I'm not arguing against the results his businesses achieve, I'm arguing against the incessant drive for hero worship which ascribes those successes to him and him alone.
>What he brings to the table apart from money is an absolutely bull-headed madcap drive to make the infeasible into reality in the face of a chorus of naysayers, and that, I respect.
This is exactly my point. Elon didn't make the infeasible into reality, other people did, and could have done without him. And if his behavior at Twitter and Tesla are any indication, his "absolutely bull-headed madcap drive" has to be managed and worked around lest it do more harm than good.
It’s indeed his success primarily, it’s thanks to him primarily. And for that there’s a huge amount of praise that he has earned.
But it’s not due to him alone, but also due to the people that he managed to attract, hire and keep. Due to the people he passed the responsibility onto, and just as much due to the processes and philosophy he put in place. Alone having the people doesn’t guarantee success on this scale, you need the magic stuff, and the vision.

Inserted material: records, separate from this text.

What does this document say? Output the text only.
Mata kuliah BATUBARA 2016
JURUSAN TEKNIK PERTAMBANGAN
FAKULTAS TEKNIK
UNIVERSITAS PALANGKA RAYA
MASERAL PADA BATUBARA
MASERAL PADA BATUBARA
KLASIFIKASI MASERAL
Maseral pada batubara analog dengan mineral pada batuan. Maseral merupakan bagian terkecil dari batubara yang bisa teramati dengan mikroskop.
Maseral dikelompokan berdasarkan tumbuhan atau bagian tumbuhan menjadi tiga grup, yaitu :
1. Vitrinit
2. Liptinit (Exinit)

Nobody else did what he has done today with Starship or in the past with enough other things. And when it comes to costs and capabilities of Starship, nobody is even close. Not even close.
The reason SpaceX is so much more successful than Blue Origin is Elon Musk. I'm sure Jeff Bezos is a great CEO, but Musk is clearly much better.
It can't be merely "other people" who are responsible for the success of SpaceX, because Blue Origin (and other rocket companies like ULA) also have "other people", but are not anywhere near as successful.
This argument is not convincing, considering that there were other private space companies, some with far more funding and far more support from NASA at their inception (eg Kistler Aerospace) which never got anywhere. That's why the joke when Musk expressed his desire to get into aerospace was "how do you become a millionaire in aerospace? Start as a billionaire".
Musk had, at the very least, the ability to pick good talent, enough commitment to try for one last launch even after burning through most of his fortune with no results and the ability to establish good culture for an R&D focused company. This is relatively well documented in books about the early days of SpaceX.
Theoretically someone else could
have made the exact same decisions as him, but by that same logic Einstein should not be praised for his contributions to science because someone else could've theoretically had the same realizations.